Step 4 — Orchestration: run tasks and call Claude Code

Pattern: orchestrator receives plan > validates tasks > invokes Claude Code for execution > collects result > asks GLM-5 for next step.

Example orchestration loop (Node.js)

// simplified loop: runs one task at a time
const {exec} = require('child_process');
async function runTask(task){
  if(task.command === 'shell'){
    return new Promise((resolve)=>{
      exec(task.exec, {cwd: '/path/to/repo'}, (err, stdout, stderr)=>{
        resolve({ok: !err, stdout, stderr});
      });
    });
  }
  if(task.command === 'apply_patch'){
    // call Claude Code to apply a patch safely
    // placeholder: replace with real CLI/SDK invocation
    const patchPayload = task.patch;
    // write patch to temp and execute claude-code apply --patch file
  }
}
// after running, report results back to GLM-5 for re-planning

Use the real `claude-code` CLI/SDK to perform safe edits. Many setups support previewing diffs and opening draft PRs instead of direct commits.

Step 5 — Verification & iteration

For each task ensure you have explicit success criteria. After executing a subtask:

  1. Run unit tests / lint / type checks.
  2. Collect results and artifacts (test logs, diffs, console output).
  3. Send results to GLM-5 with a short status prompt like: "Task X finished: pass/fail. Next step?"
// sample status payload to GLM-5
{ "task_id": 2, "status": "failed", "stderr": "Traceback: ..." }

Step 6 — CI integration & automation

CI can be used as a gate: require the orchestrator to open a draft PR, then run standard CI for full validation.

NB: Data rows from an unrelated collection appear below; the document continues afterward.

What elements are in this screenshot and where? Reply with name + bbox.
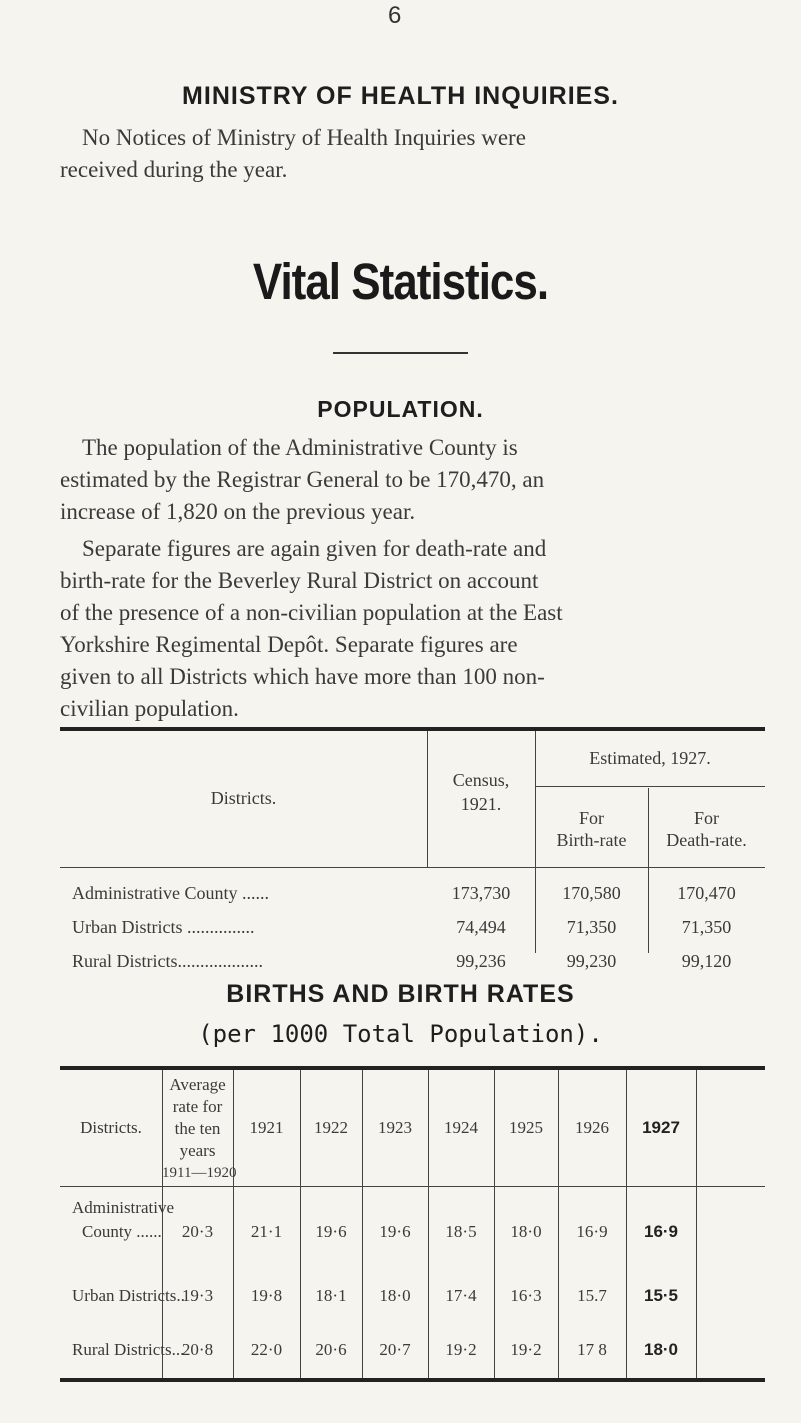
divider	[333, 352, 468, 354]
text-line: Separate figures are again given for death-rate and	[82, 536, 547, 561]
row-district: County ......	[82, 1222, 162, 1241]
row-value: 19·3	[181, 1286, 214, 1305]
row-value: 20·3	[181, 1222, 214, 1241]
header-year: 1921	[249, 1118, 284, 1137]
row-birth: 170,580	[562, 883, 621, 903]
row-value: 19·6	[315, 1222, 347, 1241]
text-line: The population of the Administrative County is	[82, 435, 518, 460]
row-value: 19·8	[250, 1286, 283, 1305]
row-value: 20·8	[181, 1340, 214, 1359]
table-column-rule	[696, 1070, 697, 1378]
ministry-paragraph	[60, 122, 740, 186]
header-birth-rate: For	[578, 808, 604, 828]
table-header-rule	[535, 786, 765, 787]
row-value: 19·2	[510, 1340, 542, 1359]
header-average-line: 1911—1920	[162, 1165, 237, 1181]
population-heading: POPULATION.	[317, 396, 484, 422]
population-paragraph-1	[60, 432, 740, 528]
header-districts: Districts.	[80, 1118, 142, 1137]
header-districts: Districts.	[210, 788, 277, 808]
row-value: 18·1	[315, 1286, 347, 1305]
row-value: 19·6	[379, 1222, 411, 1241]
row-value: 21·1	[250, 1222, 283, 1241]
vital-statistics-title: Vital Statistics.	[252, 254, 549, 311]
row-value: 16·9	[643, 1222, 679, 1241]
row-census: 74,494	[456, 917, 506, 937]
row-value: 18·0	[643, 1340, 679, 1359]
header-year: 1925	[509, 1118, 543, 1137]
header-average-line: years	[179, 1141, 216, 1160]
row-district: Urban Districts..	[72, 1286, 185, 1305]
text-line: estimated by the Registrar General to be 170,470, an	[60, 467, 545, 492]
row-birth: 99,230	[566, 951, 617, 971]
row-census: 99,236	[456, 951, 506, 971]
row-value: 15·5	[643, 1286, 679, 1305]
row-value: 16·9	[576, 1222, 608, 1241]
table-bottom-rule	[60, 1378, 765, 1382]
births-subheading: (per 1000 Total Population).	[198, 1020, 603, 1048]
text-line: increase of 1,820 on the previous year.	[60, 499, 416, 524]
text-line: of the presence of a non-civilian population at the East	[60, 600, 563, 625]
row-value: 17·4	[445, 1286, 477, 1305]
table-top-rule	[60, 727, 765, 731]
row-district: Urban Districts ...............	[72, 917, 255, 937]
row-death: 71,350	[681, 917, 732, 937]
row-birth: 71,350	[566, 917, 617, 937]
header-census: Census,	[452, 770, 510, 790]
header-year: 1926	[575, 1118, 609, 1137]
header-death-rate: Death-rate.	[666, 830, 747, 850]
row-census: 173,730	[451, 883, 511, 903]
ministry-heading: MINISTRY OF HEALTH INQUIRIES.	[182, 82, 619, 110]
table-header-rule	[60, 867, 765, 868]
row-value: 18·0	[379, 1286, 411, 1305]
ministry-line: No Notices of Ministry of Health Inquiries were	[82, 125, 526, 150]
row-value: 16·3	[510, 1286, 542, 1305]
row-value: 17 8	[577, 1340, 607, 1359]
text-line: given to all Districts which have more than 100 non-	[60, 664, 545, 689]
header-average-line: Average	[169, 1075, 226, 1094]
header-average	[162, 1074, 237, 1184]
header-year: 1922	[314, 1118, 348, 1137]
row-value: 18·5	[445, 1222, 477, 1241]
ministry-line: received during the year.	[60, 157, 288, 182]
text-line: birth-rate for the Beverley Rural District on account	[60, 568, 539, 593]
row-value: 20·6	[315, 1340, 347, 1359]
row-value: 18·0	[510, 1222, 542, 1241]
row-value: 20·7	[379, 1340, 411, 1359]
row-value: 15.7	[577, 1286, 607, 1305]
row-value: 22·0	[250, 1340, 283, 1359]
row-district: Administrative	[72, 1198, 174, 1217]
table-top-rule	[60, 1066, 765, 1070]
header-year: 1927	[642, 1118, 680, 1137]
header-death-rate: For	[693, 808, 719, 828]
header-year: 1923	[378, 1118, 412, 1137]
row-death: 170,470	[677, 883, 736, 903]
row-district: Rural Districts...	[72, 1340, 185, 1359]
header-estimated: Estimated, 1927.	[589, 748, 711, 768]
row-death: 99,120	[681, 951, 732, 971]
text-line: civilian population.	[60, 696, 239, 721]
row-district: Administrative County ......	[72, 883, 269, 903]
header-birth-rate: Birth-rate	[556, 830, 627, 850]
header-census-year: 1921.	[460, 794, 502, 814]
row-value: 19·2	[445, 1340, 477, 1359]
header-average-line: rate for	[172, 1097, 223, 1116]
table-header-rule	[60, 1186, 765, 1187]
row-district: Rural Districts...................	[72, 951, 263, 971]
header-year: 1924	[444, 1118, 478, 1137]
text-line: Yorkshire Regimental Depôt. Separate figures are	[60, 632, 518, 657]
header-average-line: the ten	[174, 1119, 221, 1138]
births-heading: BIRTHS AND BIRTH RATES	[226, 980, 575, 1008]
population-paragraph-2	[60, 533, 740, 725]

Example flow:

  • Orchestrator applies changes to a feature branch and opens draft PR.
  • CI runs full test matrix and reports back.
  • GLM-5 analyzes CI results and suggests fixes or marks ready for review.

Example: end-to-end run (developer experience)

  1. Developer: POST /orchestrator/run-goal {"goal":"Add a health endpoint"}
  2. GLM-5 returns 3 ordered tasks in JSON.
  3. Orchestrator executes Task 1 by calling Claude Code to create a file and run tests.
  4. Tests fail; results returned to GLM-5.
  5. GLM-5 updates plan; orchestrator applies fix via Claude Code.
  6. Once tests pass, orchestrator opens a draft PR for human review.

Security, auditing & best practices

  • Limit execution scope via `CLAUDE.md` or similar policy enforcement.
  • Log every command, diff, and test result for auditability.
  • Use dry-run and preview modes by default; require manual approval for merges.
  • Rotate tokens, use ephemeral credentials for cloud resources, and avoid exposing secrets to models.

Troubleshooting

  • Parser errors from GLM-5: tighten the prompt and ask for strict JSON only.
  • Unexpected code edits: restrict allowed files and prefer draft PRs.
  • Slow iteration: reduce token budget, use smaller reasoning context for short tasks, and cache static repo snapshots.

Next steps & extensions

  • Add telemetry to measure time saved and failure rates.
  • Experiment with agent ensembles: multiple planners or validators.
  • Integrate code review automation for style and security checks.